If you break a length of wire to create two terminals and apply an AC voltage across the terminals, you will excite an alternating current on the wire. Some wire lengths will accept more power from the generator than other lengths.
The antenna cited in your reference has two terminals but, because Ground has some electrical conductivity, one of the two terminals is actually the Ground under the "$\lambda$\4 radiating element":

The ability of the "antenna" - in this case, the combination of the radiating element and the ground underneath it - to accept power from the generator depends on how much the antenna resists the flow of current. When speaking of AC voltages, we call this Impedance, symbolized by the letter Z and measured in ohms just like resistance for DC. For a given generator voltage, more current flows on the antenna when the Impedance is lower. When more current flows on the antenna, stronger electromagnetic waves are radiated.

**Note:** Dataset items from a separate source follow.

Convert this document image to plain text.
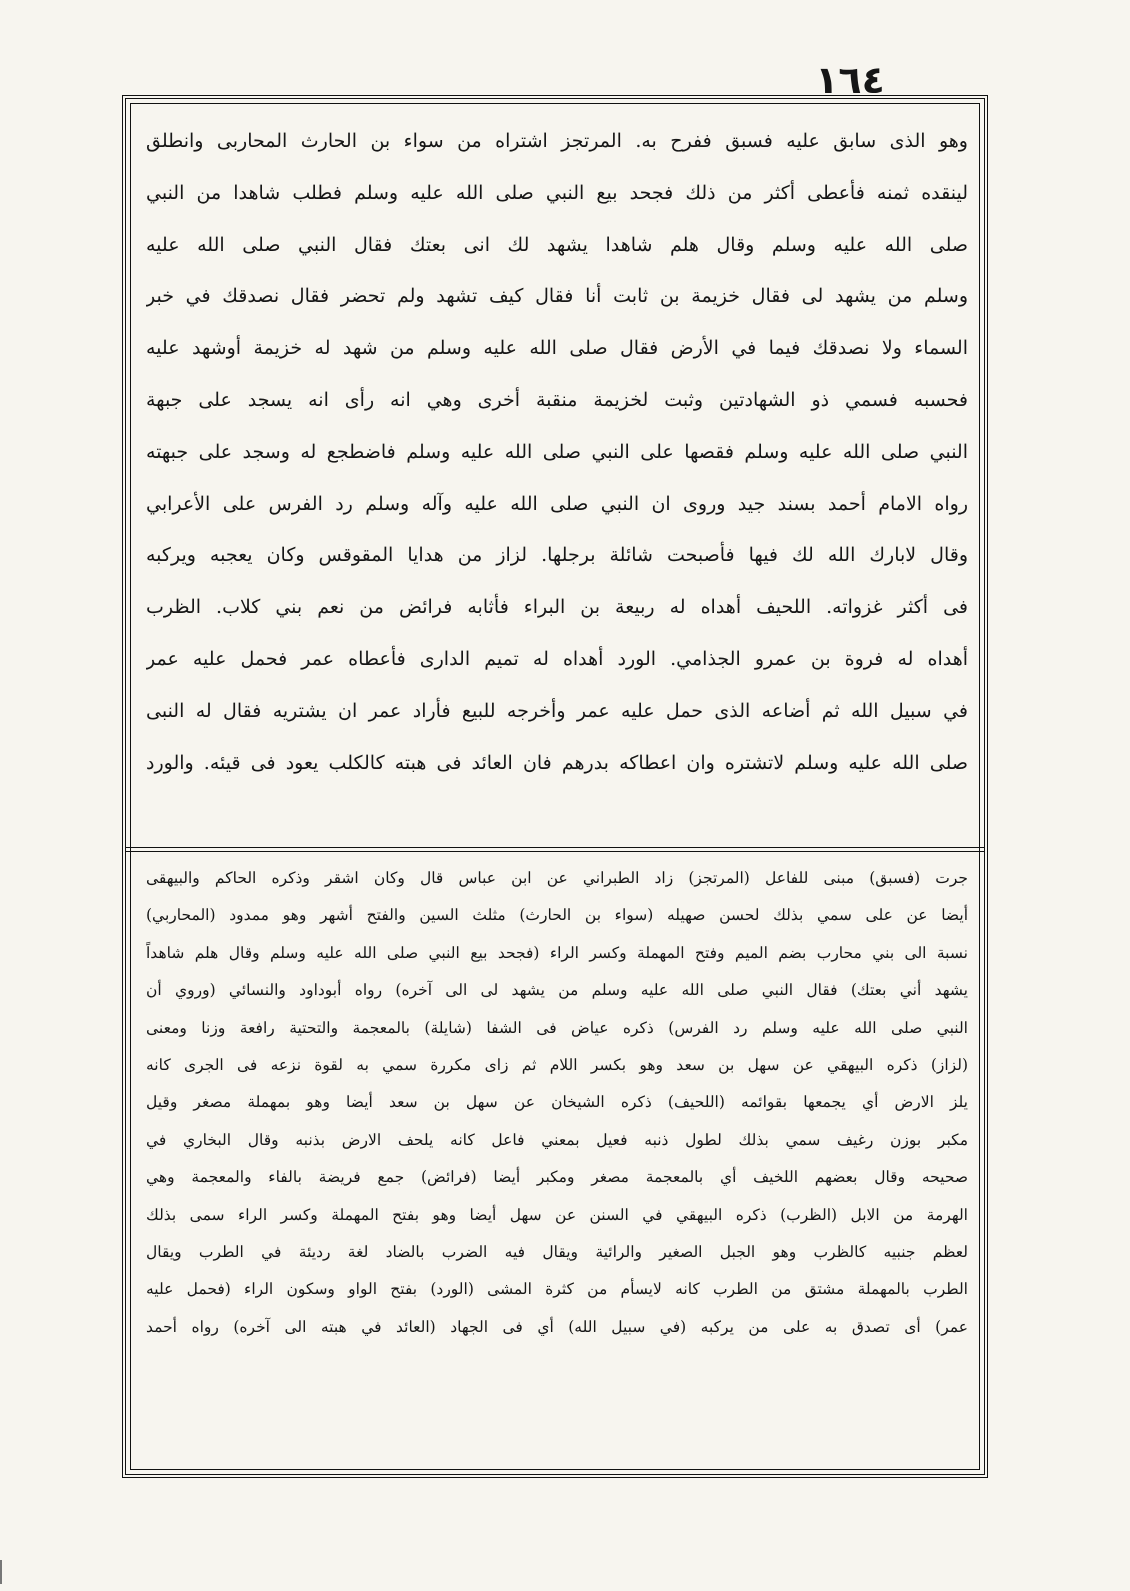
١٦٤
وهو الذى سابق عليه فسبق ففرح به. المرتجز اشتراه من سواء بن الحارث المحاربى وانطلق
لينقده ثمنه فأعطى أكثر من ذلك فجحد بيع النبي صلى الله عليه وسلم فطلب شاهدا من النبي
صلى الله عليه وسلم وقال هلم شاهدا يشهد لك انى بعتك فقال النبي صلى الله عليه
وسلم من يشهد لى فقال خزيمة بن ثابت أنا فقال كيف تشهد ولم تحضر فقال نصدقك في خبر
السماء ولا نصدقك فيما في الأرض فقال صلى الله عليه وسلم من شهد له خزيمة أوشهد عليه
فحسبه فسمي ذو الشهادتين وثبت لخزيمة منقبة أخرى وهي انه رأى انه يسجد على جبهة
النبي صلى الله عليه وسلم فقصها على النبي صلى الله عليه وسلم فاضطجع له وسجد على جبهته
رواه الامام أحمد بسند جيد وروى ان النبي صلى الله عليه وآله وسلم رد الفرس على الأعرابي
وقال لابارك الله لك فيها فأصبحت شائلة برجلها. لزاز من هدايا المقوقس وكان يعجبه ويركبه
فى أكثر غزواته. اللحيف أهداه له ربيعة بن البراء فأثابه فرائض من نعم بني كلاب. الظرب
أهداه له فروة بن عمرو الجذامي. الورد أهداه له تميم الدارى فأعطاه عمر فحمل عليه عمر
في سبيل الله ثم أضاعه الذى حمل عليه عمر وأخرجه للبيع فأراد عمر ان يشتريه فقال له النبى
صلى الله عليه وسلم لاتشتره وان اعطاكه بدرهم فان العائد فى هبته كالكلب يعود فى قيئه. والورد
جرت (فسبق) مبنى للفاعل (المرتجز) زاد الطبراني عن ابن عباس قال وكان اشقر وذكره الحاكم والبيهقى
أيضا عن على سمي بذلك لحسن صهيله (سواء بن الحارث) مثلث السين والفتح أشهر وهو ممدود (المحاربي)
نسبة الى بني محارب بضم الميم وفتح المهملة وكسر الراء (فجحد بيع النبي صلى الله عليه وسلم وقال هلم شاهداً
يشهد أني بعتك) فقال النبي صلى الله عليه وسلم من يشهد لى الى آخره) رواه أبوداود والنسائي (وروي أن
النبي صلى الله عليه وسلم رد الفرس) ذكره عياض فى الشفا (شايلة) بالمعجمة والتحتية رافعة وزنا ومعنى
(لزاز) ذكره البيهقي عن سهل بن سعد وهو بكسر اللام ثم زاى مكررة سمي به لقوة نزعه فى الجرى كانه
يلز الارض أي يجمعها بقوائمه (اللحيف) ذكره الشيخان عن سهل بن سعد أيضا وهو بمهملة مصغر وقيل
مكبر بوزن رغيف سمي بذلك لطول ذنبه فعيل بمعني فاعل كانه يلحف الارض بذنبه وقال البخاري في
صحيحه وقال بعضهم اللخيف أي بالمعجمة مصغر ومكبر أيضا (فرائض) جمع فريضة بالفاء والمعجمة وهي
الهرمة من الابل (الظرب) ذكره البيهقي في السنن عن سهل أيضا وهو بفتح المهملة وكسر الراء سمى بذلك
لعظم جنبيه كالظرب وهو الجبل الصغير والرائية ويقال فيه الضرب بالضاد لغة رديئة في الطرب ويقال
الطرب بالمهملة مشتق من الطرب كانه لايسأم من كثرة المشى (الورد) بفتح الواو وسكون الراء (فحمل عليه
عمر) أى تصدق به على من يركبه (في سبيل الله) أي فى الجهاد (العائد في هبته الى آخره) رواه أحمد
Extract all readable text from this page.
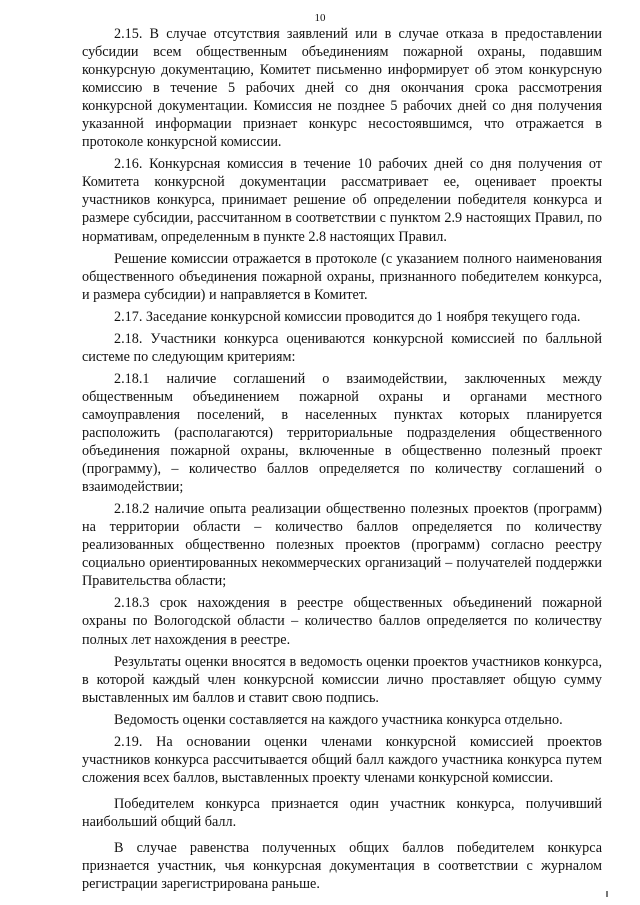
10

2.15. В случае отсутствия заявлений или в случае отказа в предоставлении субсидии всем общественным объединениям пожарной охраны, подавшим конкурсную документацию, Комитет письменно информирует об этом конкурсную комиссию в течение 5 рабочих дней со дня окончания срока рассмотрения конкурсной документации. Комиссия не позднее 5 рабочих дней со дня получения указанной информации признает конкурс несостоявшимся, что отражается в протоколе конкурсной комиссии.

2.16. Конкурсная комиссия в течение 10 рабочих дней со дня получения от Комитета конкурсной документации рассматривает ее, оценивает проекты участников конкурса, принимает решение об определении победителя конкурса и размере субсидии, рассчитанном в соответствии с пунктом 2.9 настоящих Правил, по нормативам, определенным в пункте 2.8 настоящих Правил.

Решение комиссии отражается в протоколе (с указанием полного наименования общественного объединения пожарной охраны, признанного победителем конкурса, и размера субсидии) и направляется в Комитет.

2.17. Заседание конкурсной комиссии проводится до 1 ноября текущего года.

2.18. Участники конкурса оцениваются конкурсной комиссией по балльной системе по следующим критериям:

2.18.1 наличие соглашений о взаимодействии, заключенных между общественным объединением пожарной охраны и органами местного самоуправления поселений, в населенных пунктах которых планируется расположить (располагаются) территориальные подразделения общественного объединения пожарной охраны, включенные в общественно полезный проект (программу), – количество баллов определяется по количеству соглашений о взаимодействии;

2.18.2 наличие опыта реализации общественно полезных проектов (программ) на территории области – количество баллов определяется по количеству реализованных общественно полезных проектов (программ) согласно реестру социально ориентированных некоммерческих организаций – получателей поддержки Правительства области;

2.18.3 срок нахождения в реестре общественных объединений пожарной охраны по Вологодской области – количество баллов определяется по количеству полных лет нахождения в реестре.

Результаты оценки вносятся в ведомость оценки проектов участников конкурса, в которой каждый член конкурсной комиссии лично проставляет общую сумму выставленных им баллов и ставит свою подпись.

Ведомость оценки составляется на каждого участника конкурса отдельно.

2.19. На основании оценки членами конкурсной комиссией проектов участников конкурса рассчитывается общий балл каждого участника конкурса путем сложения всех баллов, выставленных проекту членами конкурсной комиссии.

Победителем конкурса признается один участник конкурса, получивший наибольший общий балл.

В случае равенства полученных общих баллов победителем конкурса признается участник, чья конкурсная документация в соответствии с журналом регистрации зарегистрирована раньше.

The impedance at the terminals - the "feedpoint" - varies with frequency. If we make the antenna 5-meters tall, the impedance seen by the generator will follow the green curve in the graph below as we change the frequency of the generator:

Notice that the antenna has the least resistance to the flow of current - the lowest impedance - at about 14.35-MHz, so this is the frequency at which the most current will flow and the strongest electromagnetic waves will be radiated.
In free space, the length of an electromagnetic wave, $\lambda$, is:
$$\lambda = \frac{c}{f}$$
where $c$ is the speed of light (300 million meters/sec) and $f$ is the frequency of the generator (Hz). At $f$=14.35MHz:
$$\lambda = \frac{3*10^8}{14.35*10^6} = 20.9-meters$$
So, our 5-m tall antenna is approximately 1/4 of the free-space wavelength of the 20.9-meter signal applied to the antenna terminals.
The reasons the antenna is not exactly $\lambda/4$ are beyond the scope of your question. Antennas like this "quarter wave vertical" are indeed popular, but often for a complex set of reasons - cost, available space, materials on hand, stealth, etc. - not simply its "performance."